Prion diseases are rare, invariably fatal neurodegenerative disorders with pathologic features in common with Alzheimer’s disease, including extracellular protein aggregates, synaptic loss, and neuritic dystrophy. In prion and Alzheimer’s disease models, depletion of neuronal cellular prion protein (PrPC) ameliorates synaptic impairment and clinical disease, strongly implicating neuronal PrPC expression in the altered signal transduction cascades that may underlie synaptotoxicity and endolysosomal dysfunction. We have engineered the first knock-in mouse model with a point mutation in Prnp that develops a striking and severe spongiform encephalopathy, neuritic dystrophy, and altered post-synaptic receptor phosphorylation, in the absence of prion aggregates. Cultured cortical neurons from these knock-in mice show an increased sensitivity to glutamate and dendritic varicosities, suggestive of excitotoxicity. Thus, this PrP knock-in model provides a unique opportunity to elucidate key PrPC interactions and altered signal transduction pathways at the synapse and to determine the molecular mechanisms that link PrPC to synaptic loss and endolysosomal dysregulation. Our long-term goal is to understand how PrPC triggers aberrant neuronal signaling that may drive impaired proteostasis and synaptotoxicity in prion disease. Using cultured primary neurons and mice, we will first determine how the mutant PrPC interactions impact pre- and post-synaptic neuronal protein levels and glutamate receptor function. We will then identify how mutant PrPC dysregulates endolysosomal and proteostatic activity. Finally, we use highly sensitive and quantitative proteomics to define the PrP interactome and phosphoproteome network alterations in the brain by tandem mass tag mass spectrometry analysis. For all aims, we will directly test how the findings from the mutant PrPC-expressing brain compare to prion-infected mouse and human brain. These studies are the first to target the neuronal endolysosomal and synaptic pathways in a knock-in mouse model expressing mutant PrPC, and outcomes are expected to provide key insights into the role of PrPC in synapse maintenance and the signaling pathways inciting synaptic loss, thus revealing new therapeutic targets for prion disease.
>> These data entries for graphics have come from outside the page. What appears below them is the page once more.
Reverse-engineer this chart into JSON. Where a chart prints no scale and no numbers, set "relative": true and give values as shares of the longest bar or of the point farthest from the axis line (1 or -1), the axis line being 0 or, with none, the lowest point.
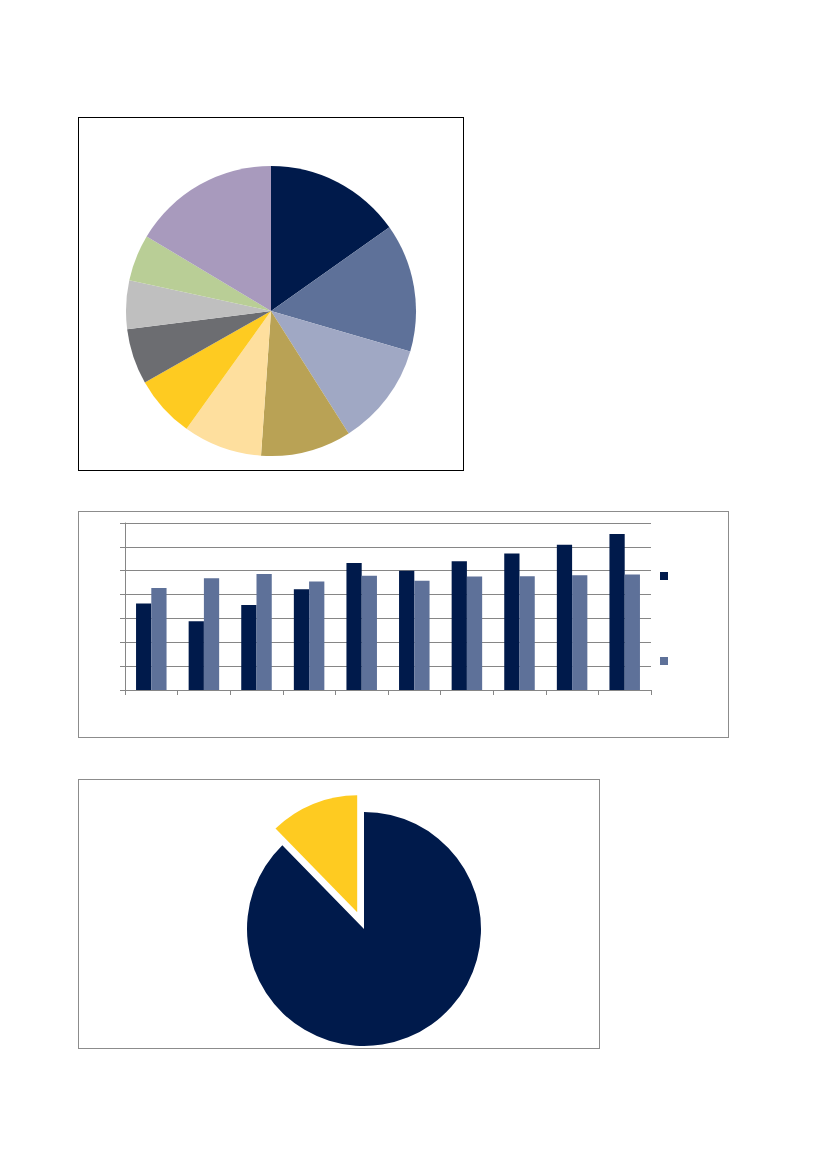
{
  "chart_data": [
    {
      "type": "pie",
      "categories": [
        null,
        null,
        null,
        null,
        null,
        null,
        null,
        null,
        null,
        null
      ],
      "values": [
        15.2,
        14.3,
        11.5,
        10.1,
        8.8,
        6.9,
        6.2,
        5.4,
        5.2,
        16.4
      ],
      "colors": [
        "#001a4b",
        "#5e7199",
        "#a0a8c4",
        "#b9a255",
        "#fedf9e",
        "#fecb21",
        "#6c6d71",
        "#bfbfbf",
        "#b9ce96",
        "#a89abd"
      ]
    },
    {
      "type": "bar",
      "relative": true,
      "grid": "y",
      "categories": [
        null,
        null,
        null,
        null,
        null,
        null,
        null,
        null,
        null,
        null
      ],
      "series": [
        {
          "color": "#001a4b",
          "values": [
            0.554,
            0.44,
            0.544,
            0.645,
            0.814,
            0.764,
            0.825,
            0.875,
            0.931,
            1
          ]
        },
        {
          "color": "#5e7199",
          "values": [
            0.653,
            0.716,
            0.743,
            0.695,
            0.732,
            0.7,
            0.727,
            0.729,
            0.735,
            0.74
          ]
        }
      ]
    },
    {
      "type": "pie",
      "categories": [
        null,
        null
      ],
      "values": [
        87.7,
        12.3
      ],
      "colors": [
        "#001a4b",
        "#fecb21"
      ]
    }
  ]
}
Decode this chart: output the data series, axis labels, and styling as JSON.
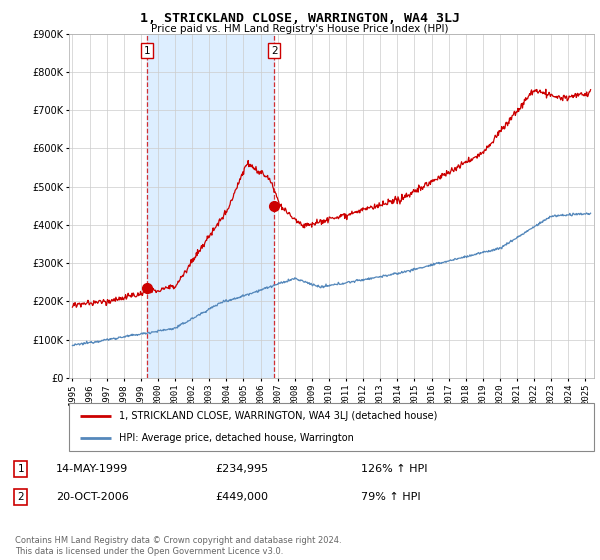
{
  "title": "1, STRICKLAND CLOSE, WARRINGTON, WA4 3LJ",
  "subtitle": "Price paid vs. HM Land Registry's House Price Index (HPI)",
  "ylim": [
    0,
    900000
  ],
  "yticks": [
    0,
    100000,
    200000,
    300000,
    400000,
    500000,
    600000,
    700000,
    800000,
    900000
  ],
  "sale1_date_num": 1999.37,
  "sale1_price": 234995,
  "sale2_date_num": 2006.8,
  "sale2_price": 449000,
  "red_line_color": "#cc0000",
  "blue_line_color": "#5588bb",
  "shade_color": "#ddeeff",
  "vline_color": "#cc0000",
  "grid_color": "#cccccc",
  "legend_label_red": "1, STRICKLAND CLOSE, WARRINGTON, WA4 3LJ (detached house)",
  "legend_label_blue": "HPI: Average price, detached house, Warrington",
  "transaction1_date": "14-MAY-1999",
  "transaction1_price": "£234,995",
  "transaction1_hpi": "126% ↑ HPI",
  "transaction2_date": "20-OCT-2006",
  "transaction2_price": "£449,000",
  "transaction2_hpi": "79% ↑ HPI",
  "footer": "Contains HM Land Registry data © Crown copyright and database right 2024.\nThis data is licensed under the Open Government Licence v3.0.",
  "xlim_start": 1994.8,
  "xlim_end": 2025.5
}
prion病是罕见的，始终具有致命的神经退行性疾病，具有病理特征 患有阿尔茨海默氏病的常见，包括细胞外蛋白质骨料，突触损失和 神经性营养不良。在prion和阿尔茨海默氏病模型中，神经元细胞幼虫的耗竭 蛋白质（PRPC）可以改善合成障碍和临床疾病，强烈暗示 在改变的信号转导级联反应中的神经元PRPC表达可能是基础的 突触毒性和内溶性功能障碍。我们已经设计了第一个敲门鼠标 PRNP中具有点突变的模型，该模型会发展出罢工和严重的赞助形式 脑病，神经性营养不良症和突触后受体磷酸化改变，在 缺乏prion骨聚集体。这些敲门小鼠的培养的皮质神经元显示 提高对谷氨酸和树突状静脉曲张的敏感性，提示兴奋性毒性。那， 这种PRP敲击模型为阐明关键PRPC互动的独特机会和 改变突触处的信号转移途径并确定分子 将PRPC连接到突触损失和内溶性失调的机制。我们的长期 目标是了解PRPC如何触发可能驱动受损的异常神经元信号 蛋白质毒性和突触毒性。使用培养的原代神经元和小鼠，我们 将首先确定突变体PRPC相互作用如何影响突触后神经元前后 蛋白水平和谷氨酸受体功能。然后，我们将确定突变的PRPC 失调的内溶液体和蛋白抑制活性。最后，我们使用高度敏感的 定量蛋白质组学来定义PRP Interactome和磷蛋白组网络的变化 通过串联质量质谱分析在大脑中。对于所有目标，我们将直接测试 表达突变体PRPC的大脑的发现与原始的小鼠相比如何 人脑。这些研究是第一个靶向神经元内溶血和突触的研究 表达突变体PRPC的敲击小鼠模型中的途径，预期结果将为 提供有关PRPC在突触维持和信号通路中的作用的关键见解 煽动突触损失，从而揭示了针对Prion疾病的新治疗靶标。